Mya stirred the pot slowly and took a taste. "Ahh! Hot! Hot! Hot!" She ran around the kitchen with her tongue sticking out. "Hoth! Hoth! AHHHH!!!!!!!!!" She drank a glass of icy water and gave a relieved sigh. "Needs more hot sauce. "She opened a cabinet and her eyes grew wide as she screamed. There was something inside the cabinet and it screamed too.

"Joey! What are you doing here?!"

Joey blinked "um…health inspecting?"

"Get out!"She grabbed her cousin's arm and pulled him out.

"I was checkin up on ya, ok?"

"You ever heard of a phone?"

"A what?! Listen, I seriously don't think you should work here, I think this place is haunted!"

"And what would give you that idea, Einstein?"

"cause I saw them! And they were hot!"

"Do you ever think of anything other than you're hormones?"

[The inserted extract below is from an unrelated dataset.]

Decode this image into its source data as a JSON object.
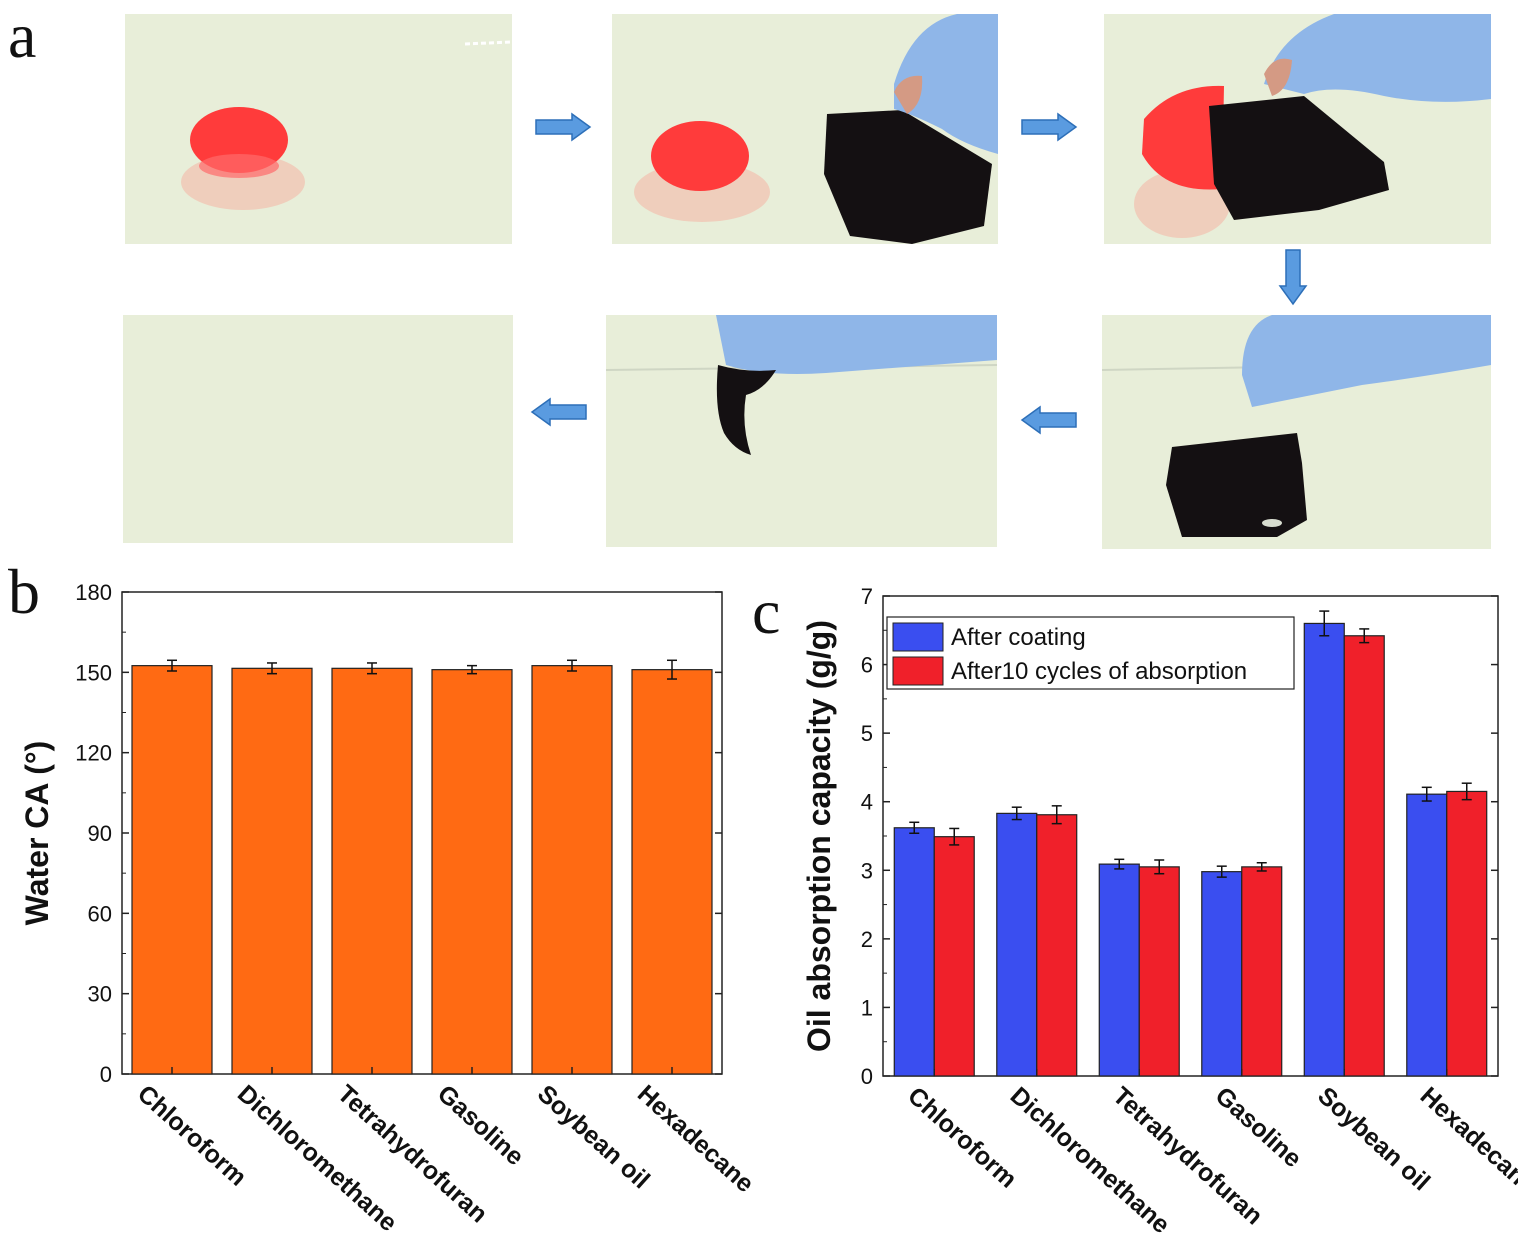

"Do you?" He asked while raising an eye brow at her.

"Of course I do!"

"Yeah…right…" he gave a chuckle as he snooped around the pot. "What are you making?" she ask curiously.

"Molé" Mya said, looking for the hot sauce. "I wonder what it would taste like with Wasabi instead…"

"AHAHAHAHAHAHAHAH!!!" She quickly turned around to find Joey running around. "Hoth! Hoth! Hoth!"

"Wait… Did you say you saw them? ……But--"

"Wather! Wather!"

"I gotta tell Seto!" She ran out quickly."

"AYA! AYA! HOTH!" Mya ran back in and handed him the ice cubes and steered him out the door. "You were never here!" And she closed the door.